Elena Antoníu es una poeta aficionada. Su primera colección de poemas incluye poemas-experimentos con palabras y pensamientos
Sí
Quería oír sí, sí de sus labios
un sí que trajera la primavera
un sí que oliera averano
Quería oir sí, sí de sus labios
un sí que hiciera crecer flores en la tierra estéril
un sí que esparciera una fragancia
Quería oir sí, sí de sus labios
un sí que llenara mi alma vacía
un sí que venciera a la muerte
Un sí nacido para morir
del primer al último aliento
Éramos
Éramos, en los océanos de lágrimas,
en las alas de los ángeles,
en las palabras de los narradores,
en los pensamientos de los soñadores.
Éramos, en las sombras de la luna,
en las dedicatorias de las canciones,
en las gotas de lluvia,
en todas partes y en ninguna
Éramos, en un momento eterno del tiempo,
en los nidos de los perseguidos,
en las palabras que se ahogaron
en el olvido en medio del camino, besos.
Hemos existido siempre y nunca,
siempre, nunca.
Esta noche te soñare
Tus dedos acariciarán mi cuerpo,
en esas horas oscuras,
esas donde me hundo en el sueño.
Tú me mirarás sin dormir,
amante insomne de mis deseos más secretos.

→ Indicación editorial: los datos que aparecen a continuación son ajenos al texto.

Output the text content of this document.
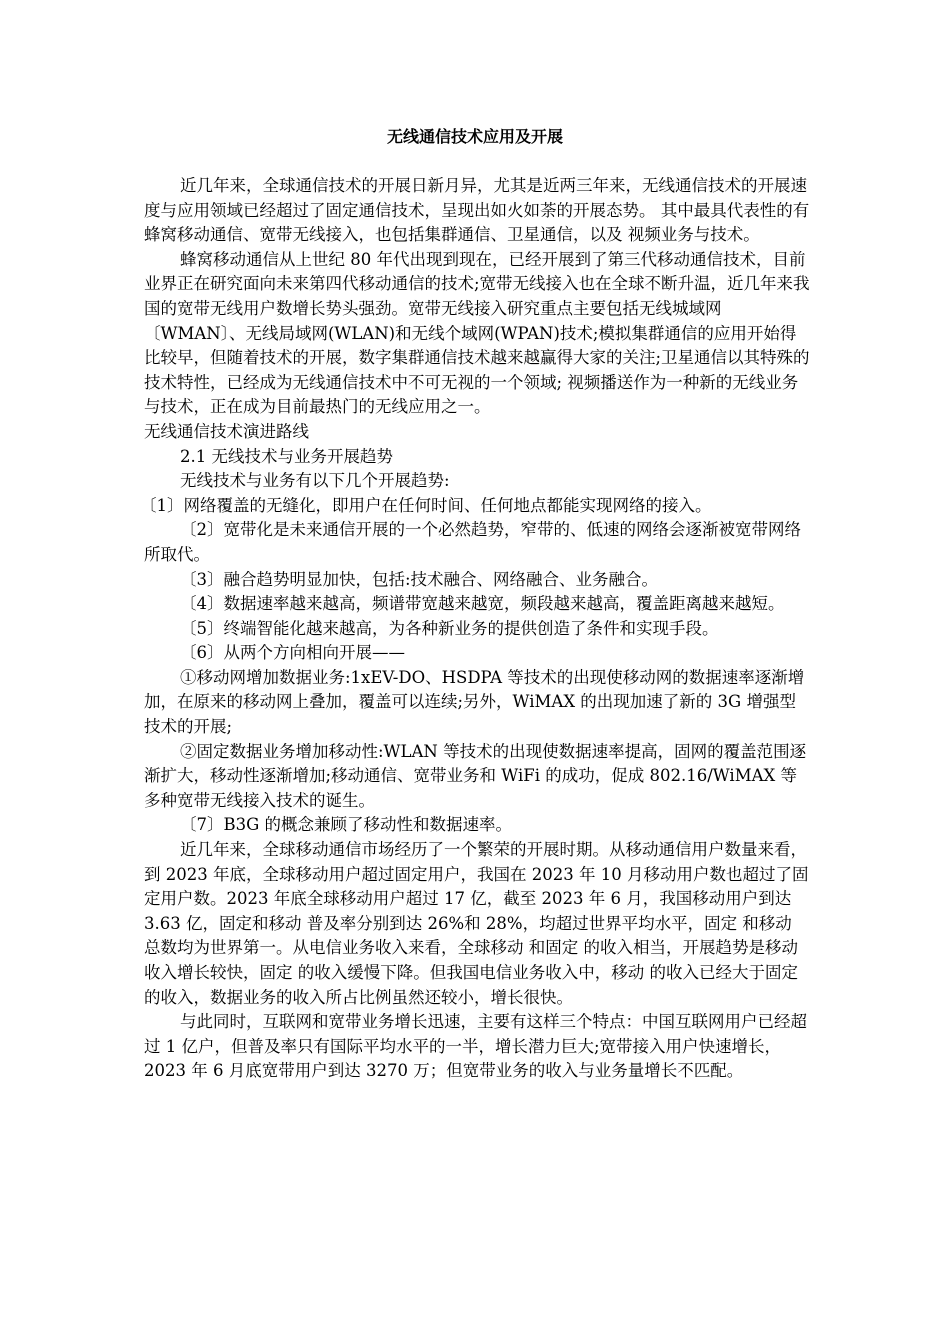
无线通信技术应用及开展

近几年来，全球通信技术的开展日新月异，尤其是近两三年来，无线通信技术的开展速度与应用领域已经超过了固定通信技术，呈现出如火如荼的开展态势。 其中最具代表性的有蜂窝移动通信、宽带无线接入，也包括集群通信、卫星通信，以及 视频业务与技术。

蜂窝移动通信从上世纪 80 年代出现到现在，已经开展到了第三代移动通信技术，目前业界正在研究面向未来第四代移动通信的技术;宽带无线接入也在全球不断升温，近几年来我国的宽带无线用户数增长势头强劲。宽带无线接入研究重点主要包括无线城域网〔WMAN〕、无线局域网(WLAN)和无线个域网(WPAN)技术;模拟集群通信的应用开始得比较早，但随着技术的开展，数字集群通信技术越来越赢得大家的关注;卫星通信以其特殊的技术特性，已经成为无线通信技术中不可无视的一个领域; 视频播送作为一种新的无线业务与技术，正在成为目前最热门的无线应用之一。

无线通信技术演进路线

2.1 无线技术与业务开展趋势

无线技术与业务有以下几个开展趋势:

〔1〕网络覆盖的无缝化，即用户在任何时间、任何地点都能实现网络的接入。

〔2〕宽带化是未来通信开展的一个必然趋势，窄带的、低速的网络会逐渐被宽带网络所取代。

〔3〕融合趋势明显加快，包括:技术融合、网络融合、业务融合。

〔4〕数据速率越来越高，频谱带宽越来越宽，频段越来越高，覆盖距离越来越短。

〔5〕终端智能化越来越高，为各种新业务的提供创造了条件和实现手段。

〔6〕从两个方向相向开展——

①移动网增加数据业务:1xEV-DO、HSDPA 等技术的出现使移动网的数据速率逐渐增加，在原来的移动网上叠加，覆盖可以连续;另外，WiMAX 的出现加速了新的 3G 增强型技术的开展;

②固定数据业务增加移动性:WLAN 等技术的出现使数据速率提高，固网的覆盖范围逐渐扩大，移动性逐渐增加;移动通信、宽带业务和 WiFi 的成功，促成 802.16/WiMAX 等多种宽带无线接入技术的诞生。

〔7〕B3G 的概念兼顾了移动性和数据速率。

近几年来，全球移动通信市场经历了一个繁荣的开展时期。从移动通信用户数量来看，到 2023 年底，全球移动用户超过固定用户，我国在 2023 年 10 月移动用户数也超过了固定用户数。2023 年底全球移动用户超过 17 亿，截至 2023 年 6 月，我国移动用户到达 3.63 亿，固定和移动 普及率分别到达 26%和 28%，均超过世界平均水平，固定 和移动 总数均为世界第一。从电信业务收入来看，全球移动 和固定 的收入相当，开展趋势是移动 收入增长较快，固定 的收入缓慢下降。但我国电信业务收入中，移动 的收入已经大于固定 的收入，数据业务的收入所占比例虽然还较小，增长很快。

与此同时，互联网和宽带业务增长迅速，主要有这样三个特点：中国互联网用户已经超过 1 亿户，但普及率只有国际平均水平的一半，增长潜力巨大;宽带接入用户快速增长，2023 年 6 月底宽带用户到达 3270 万；但宽带业务的收入与业务量增长不匹配。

Dejarás besos suaves sobre mi piel,
que nacerá bajo tu roce.
Susurrarás palabras de amor
a oídos que no pueden escucharte.
Tus labios dejarán alientos ardientes en mi boca,
mi boca que será tuya,
con palabras tiernas que no se dicen.
Mis párpados cerrados esconden mis secretos,
los que habitan en mi corazón,
esos que si ves, temerás.
Esta noche te soñaré.
En un baile de pasión serás mío,
mío aunque seas ajeno cuando el sueño se disuelve.
Solo en mi sueño profundo te tengo y te poseo:
tu cuerpo, tu corazón, tu alma, tu aliento.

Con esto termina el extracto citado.